Prior to August 10, 1905, one James Madsen was conducting a boarding stable for horses in the city of Seattle. He had an agreement with Frederick & Nelson to feed for them about twenty-four head of horses, at the price of $18 per head per month. It was customary for Frederick & Nelson to pay their bill for each month about the 5th of the succeeding month. On or about August 10, 1905, the Spokane Grain Company agreed to furnish Madsen with hay and grain for an indefinite time. Thereupon Madsen executed and delivered to the Spokane Grain Company the following order:

“August 10, 1905.
“Frederick & Nelson, City.
“Gentlemen:-—Please pay to Spokane Grain Company at the end of each month the amount due me for boarding your *86horses. Their receipt shall serve as a receipt from me. Pay them what will be due me for the month of August. Also pay them all moneys that will be due me each successive month until otherwise notified by the Spokane Grain Company.
“Yours very truly,
“Club Stables, by James Madsen, Proprietor.”

Thereafter, up to August 29, 1905, the Spokane Grain Company sold and delivered to Madsen, hay and grain to the value of $451.50. During the month of August, 1905, Frederick & Nelson’s bill with Madsen amounted to $440.90. The existence of the above-mentioned order was not known to Frederick & Nelson, and was not presented to them for acceptance and payment until August 81, 1905, at which time payment was refused for the reason that the amount due Madsen from Frederick & Nelson had been previously garnisheed in an action on a promissory note for $815.60, wherein E. B. McGill was plaintiff and Madsen was defendant. Madsen was afterwards, on September 6, 1905, declared a bankrupt, and E. B. McGill was appointed trustee in bankruptcy. Thereafter the Spokane Grain Company-notified Frederick & Nelson not to pay to McGill as trustee in bankruptcy the money garnisheed in their hands. Frederick & Nelson thereupon filed a complaint in interpleader under the statutes, and upon paying into court the amount they owed Madsen, were released from liability. The case was then contested as to whether the trustee in bankruptcy or the Spokane Grain Company was entitled to the fund. The trial court held that the former was entitled to the money. From a judgment to that effect, this appeal is prosecuted by the Spokane Grain Company.

The appellant contends that the order set out above was not a draft or bill of exchange the acceptance of which is required to be in writing, but was an order drawn on a particular fund, covered the amount of the fund drawn upon, and amounted to an' equitable assignment m praesenti of the fund, notwithstanding it had not been accepted by the drawee, and some au*87thorities are cited which apparently sustain this position. But our statute seems to place the question beyond controversy, for it provides:

“A bill of exchange is an unconditional order in writing addressed by one person to another, signed by the person giving it, requiring the person to whom it is addressed to pay on demand or at a fixed or determinable future time a sum certain in money to order or to bearer. A bill of itself does not operate as an assignment of the funds in the hands of the drawee available for the payment thereof, and the drawee is not liable on the bill unless and until he accepts the same.” Laws 1899, p. 362, §§ 126,127.

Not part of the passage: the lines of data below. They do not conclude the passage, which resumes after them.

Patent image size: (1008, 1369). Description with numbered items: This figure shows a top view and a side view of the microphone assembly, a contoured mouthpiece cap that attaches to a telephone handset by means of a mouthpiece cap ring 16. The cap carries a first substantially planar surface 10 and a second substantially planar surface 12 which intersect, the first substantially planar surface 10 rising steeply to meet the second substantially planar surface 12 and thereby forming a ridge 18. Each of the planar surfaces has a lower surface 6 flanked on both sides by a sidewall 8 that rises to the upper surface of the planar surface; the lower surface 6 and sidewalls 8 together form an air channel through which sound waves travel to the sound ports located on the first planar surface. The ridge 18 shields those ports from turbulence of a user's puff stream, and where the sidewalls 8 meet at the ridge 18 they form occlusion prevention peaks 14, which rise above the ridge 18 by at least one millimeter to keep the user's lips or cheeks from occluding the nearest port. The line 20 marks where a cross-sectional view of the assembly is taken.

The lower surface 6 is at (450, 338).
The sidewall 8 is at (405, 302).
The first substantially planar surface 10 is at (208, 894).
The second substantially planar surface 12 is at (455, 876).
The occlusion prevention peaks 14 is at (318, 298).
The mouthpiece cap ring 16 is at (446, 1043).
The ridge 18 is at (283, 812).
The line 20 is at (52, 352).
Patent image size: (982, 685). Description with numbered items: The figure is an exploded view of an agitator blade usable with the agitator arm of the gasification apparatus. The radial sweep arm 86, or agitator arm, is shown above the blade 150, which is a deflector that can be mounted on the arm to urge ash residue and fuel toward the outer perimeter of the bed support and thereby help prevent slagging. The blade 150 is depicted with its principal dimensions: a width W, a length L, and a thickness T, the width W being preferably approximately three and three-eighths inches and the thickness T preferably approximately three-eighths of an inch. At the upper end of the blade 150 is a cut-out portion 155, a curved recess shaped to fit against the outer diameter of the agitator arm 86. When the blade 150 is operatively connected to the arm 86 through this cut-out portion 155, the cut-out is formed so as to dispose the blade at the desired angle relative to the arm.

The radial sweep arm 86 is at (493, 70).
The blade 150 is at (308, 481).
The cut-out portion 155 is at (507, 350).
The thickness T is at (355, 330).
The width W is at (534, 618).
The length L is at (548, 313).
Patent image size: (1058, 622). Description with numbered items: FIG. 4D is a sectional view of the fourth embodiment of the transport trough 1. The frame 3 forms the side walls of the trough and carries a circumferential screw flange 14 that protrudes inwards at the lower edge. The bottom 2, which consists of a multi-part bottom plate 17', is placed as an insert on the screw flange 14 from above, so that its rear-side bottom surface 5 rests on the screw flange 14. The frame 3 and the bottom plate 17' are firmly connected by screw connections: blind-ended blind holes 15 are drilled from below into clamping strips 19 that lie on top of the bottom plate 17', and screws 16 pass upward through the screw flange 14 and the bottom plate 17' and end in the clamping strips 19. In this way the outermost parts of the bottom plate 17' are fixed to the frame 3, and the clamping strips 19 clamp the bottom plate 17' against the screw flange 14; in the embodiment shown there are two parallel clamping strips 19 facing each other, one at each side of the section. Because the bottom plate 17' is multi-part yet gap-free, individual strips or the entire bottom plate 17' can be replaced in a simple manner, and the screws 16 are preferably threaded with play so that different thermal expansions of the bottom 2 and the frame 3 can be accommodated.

These sections are plain, and it follows therefrom that the mere delivery of the order by Madsen to the Spokane Grain Company did not operate as an assignment of the funds in the hands of Frederick & Nelson, nor would Frederick & Nelson be liable on the order until it was accepted by them in writing. Nelson v. Nelson Bennett Co., 31 Wash. 116, 71 Pac. 749; Wadhams v. Portland etc. R. Co., 37 Wash. 86, 79 Pac. 597. This being true, it follows that the appellant had no title or claim upon the fund after it was garnisheed or paid into court by Frederick & Nelson. The judgment of the lower court must therefore be affirmed.

Hadley, C. J., Fullerton, Crow, Rudkin, and Dunbar, JJ., concur.